UN environment agency announces 10 global finalists for development awards
Entrepreneurs promoting a range of businesses – from community-based tourism in Brazil to Vietnamese bringing medicinal plants to the international market – are among 10 finalists announced today by the head of the United Nations Environment Programme (UNEP) for a key sustainable development award.
The nominees are up for one of five Supporting Entrepreneurs for Environment and Development (Seed) Awards, an incentive scheme for local entrepreneurs to promote economic growth, social development and environmental protection will be announced at May’s session of the UN Commission on Sustainable Development in New York, UNEP said in a press release.
The announcement of the 10 finalists was made both in Switzerland at the World Economic Forum and also at the World Social Forum being held in Nairobi, Kenya.

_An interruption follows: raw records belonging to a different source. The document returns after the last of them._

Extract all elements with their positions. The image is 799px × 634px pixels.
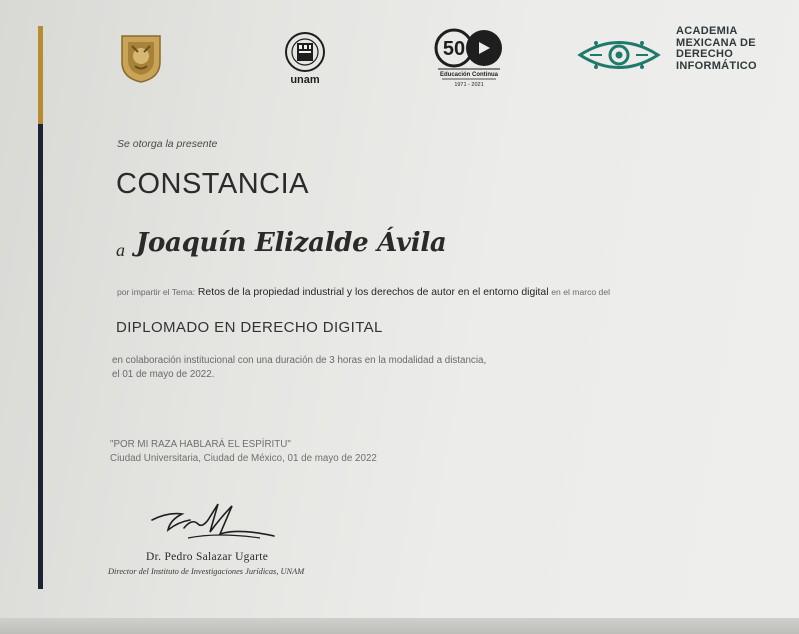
handwritten-signature-icon bbox=[148, 498, 278, 548]
signer-role: Director del Instituto de Investigaciones Jurídicas, UNAM bbox=[108, 567, 305, 576]
amdi-line: MEXICANA DE bbox=[676, 36, 756, 49]
recipient-prefix: a bbox=[116, 240, 125, 260]
topic-suffix: en el marco del bbox=[551, 287, 611, 297]
signer-name: Dr. Pedro Salazar Ugarte bbox=[146, 551, 269, 563]
svg-text:50: 50 bbox=[442, 38, 466, 60]
collaboration-date: el 01 de mayo de 2022. bbox=[112, 369, 215, 380]
collaboration-text bbox=[112, 354, 486, 382]
edu-caption: Educación Continua bbox=[439, 72, 499, 78]
amdi-line: ACADEMIA bbox=[676, 25, 738, 37]
amdi-wordmark bbox=[676, 26, 757, 72]
place-date: Ciudad Universitaria, Ciudad de México, 01 de mayo de 2022 bbox=[110, 453, 377, 464]
intro-text: Se otorga la presente bbox=[117, 138, 218, 150]
amdi-circuit-eye-icon bbox=[576, 38, 662, 72]
iij-unam-seal-icon bbox=[280, 30, 330, 86]
collaboration-line: en colaboración institucional con una duración de 3 horas en la modalidad a distancia, bbox=[112, 355, 487, 366]
program-name: DIPLOMADO EN DERECHO DIGITAL bbox=[116, 319, 383, 336]
university-motto: "POR MI RAZA HABLARÁ EL ESPÍRITU" bbox=[110, 439, 291, 450]
amdi-line: INFORMÁTICO bbox=[676, 59, 757, 72]
unam-wordmark: unam bbox=[290, 74, 320, 86]
recipient-name: Joaquín Elizalde Ávila bbox=[136, 228, 447, 258]
paper-fold-shadow bbox=[0, 618, 799, 634]
unam-crest-icon bbox=[118, 32, 164, 84]
certificate-title: CONSTANCIA bbox=[116, 168, 309, 200]
gold-accent-bar bbox=[38, 26, 43, 124]
topic-prefix: por impartir el Tema: bbox=[117, 287, 196, 297]
edu-years: 1971 - 2021 bbox=[454, 82, 484, 88]
topic-line bbox=[117, 287, 610, 298]
amdi-line: DERECHO bbox=[676, 48, 734, 60]
motto-block bbox=[110, 438, 377, 466]
dark-accent-bar bbox=[38, 124, 43, 589]
educacion-continua-50-icon bbox=[432, 26, 506, 88]
topic-title: Retos de la propiedad industrial y los derechos de autor en el entorno digital bbox=[197, 287, 549, 298]
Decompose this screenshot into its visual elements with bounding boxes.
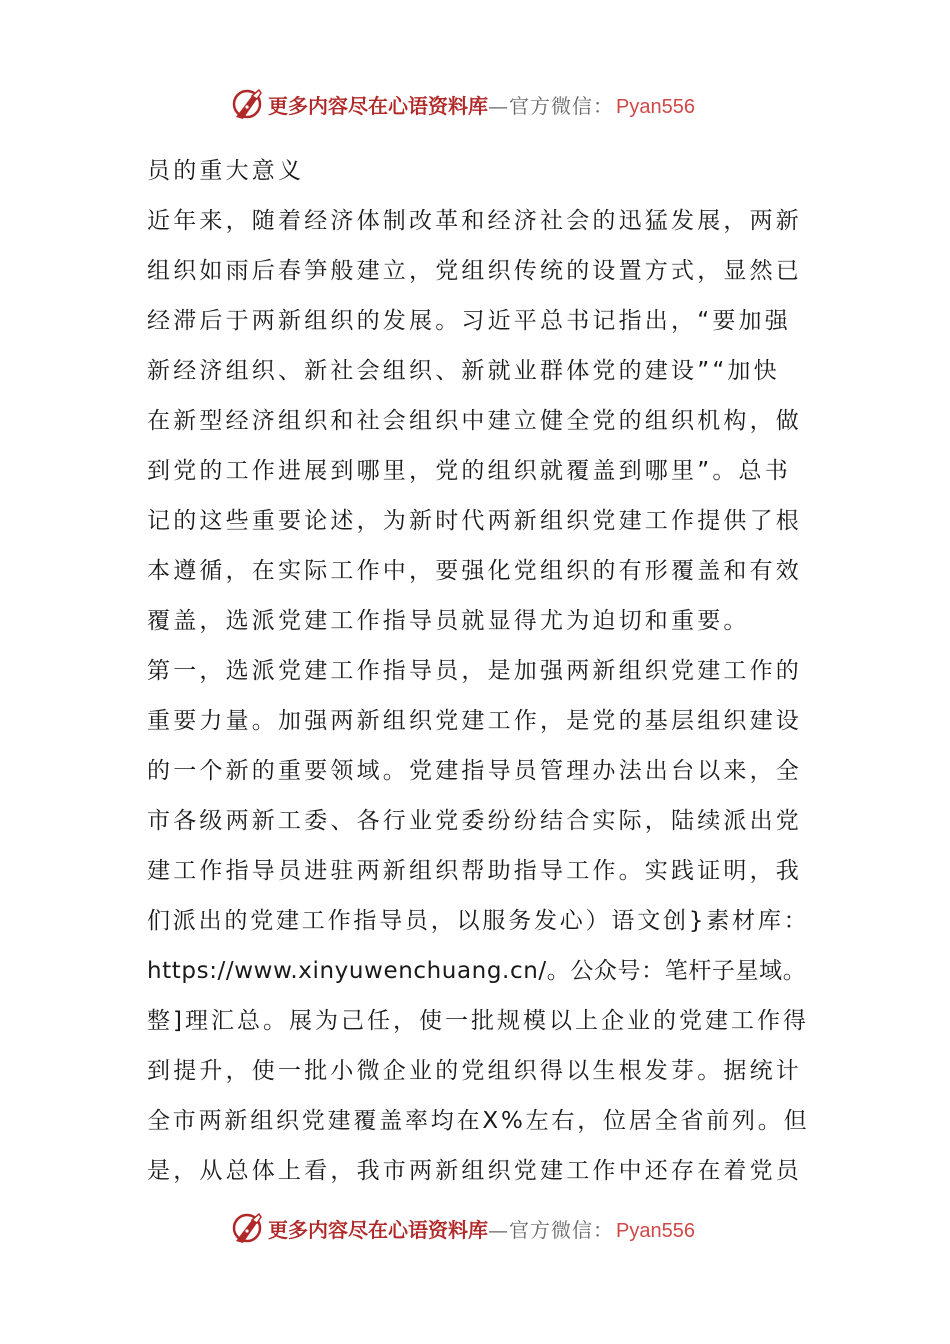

An international expert jury will now identify the five winning partnerships from among the finalists.
“As we meet in Davos and Nairobi to discuss scaling up sustainable solutions, the Seed Initiative is again offering inspiring examples of local level entrepreneurs in all parts of the world who are setting up new partnerships and using ‘global/local’ networks to address sustainable development challenges with a business-case approach,” said UNEP Executive Director Achim Steiner.
Finalists for the Seed Awards 2007 take a range of promising, locally-adapted approaches to sustainability, including the promotion of traditional medicine and community-based tourism and the production of alternative fuels. The countries represented by finalist initiatives are Brazil, Ecuador, India, Nepal, Kenya, Peru, Sierra Leone, Suriname, the United Republic of Tanzania and Viet Nam.
The entry from Brazil aims to improve local communities’ livelihoods and promote environmental protection through the creation of community-based tourism, while that from Viet Nam involves a local business network, marketing high value-added products derived from the sustainable cultivation of traditional medicinal plants.
The announcement of the 2007 finalists follows a rigorous 10-month selection process that drew together more than 230 applications from more than 70 countries worldwide – representing close to 1,100 organizations from the private sector, non-governmental organizations (NGOs), women’s groups, labour, public authorities, UN agencies and others.
Partners in the Seed Initiative include the World Conservation Union (IUCN); the UN Development Programme (UNDP); the Governments of the United States, Germany, the Netherlands, South Africa and the United Kingdom; and private sector partner Swiss Re.